Quand elle finit par sortir, elle ne tente pas vraiment de t'échapper, mais tu la sens bien un brin paniquée, la pauv'chérie. Et la tu la soulèves, tu te rends compte qu'elle est jeune mais qu'elle pèse tout de même son poids et qu'avec les pierres glissantes...

Alors tu la reposes pour prendre mieux tes appuis, et là elle s'aplatit sur la pierre glissante, les quatre pattes écartées, la tête de côté, visiblement épuisée. Tu sens qu'elle a abdiqué et qu'elle s'en remet à toi. Complètement.

Ni une ni deux, maintenant que tu as des appuis solides, tu la prends sous le bras gauche, contre ton coeur, en fait. Tu la sens palpiter, et ça fait comme une outre, son ventre contre ton ventre, une outre où tu as l'impression de sentir, à l'intérieur, l'eau de mer qu'elle a dû avaler.

Et puis de ta main droite, tu t'appuies sur les rochers... jusqu'à arriver sur un bout de plage. Et tu la vois partir, chancelantes.
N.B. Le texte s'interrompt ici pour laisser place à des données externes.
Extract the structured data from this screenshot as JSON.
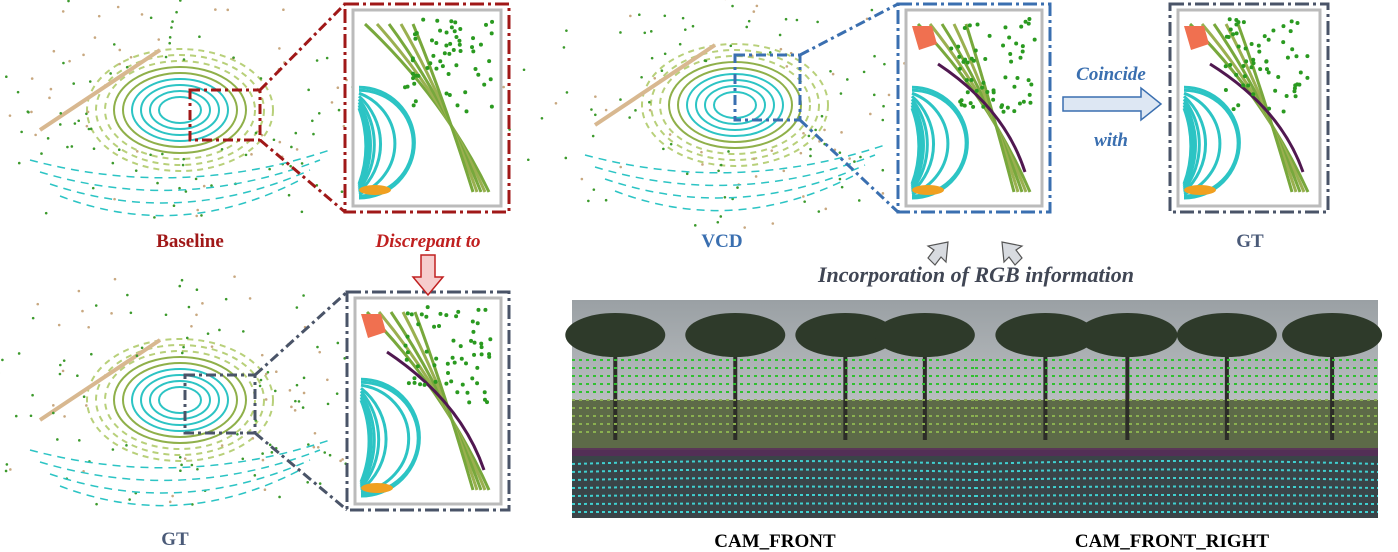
{
  "baseline": {
    "label": "Baseline",
    "annotation": "Discrepant to"
  },
  "ground_truth_left": {
    "label": "GT"
  },
  "vcd": {
    "label": "VCD",
    "annotation": "Incorporation of RGB information",
    "arrow_top": "Coincide",
    "arrow_bottom": "with"
  },
  "ground_truth_right": {
    "label": "GT"
  },
  "cameras": [
    "CAM_FRONT",
    "CAM_FRONT_RIGHT"
  ]
}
Et toi tu te tapes la remontée de la dizaine de mètres de presque à pic dans la ponce en t'accrochant comme tu peux aux buissons.

Tu arrives au dessus en soufflant comme un phoque, tu te dis qu'à 60 balais tu es encore capable de sauver une chèvre de la noyade, et que, pour aujourd'hui, tu as fait ce que tu avais à faire.

Et puis cinq minutes après, comme tu es un incorrigible païen, et que tu crois voir plus haut sur la pente, tu te dis que ce n'était probablement pas une chèvre, mais Hermès, le dieu des troupeaux et des bergers, qui est aussi ton dieu tutélaire, qu'il s'était métamorphosé pour te tester, pour voir si tu allais faire ce que tu avais à faire.

Et puis j'en vois qui rigolent ! Non je n'ai pas fait la légion, le sauvetage de la biquette n'a eu aucune contrepartie. D'aucune sorte.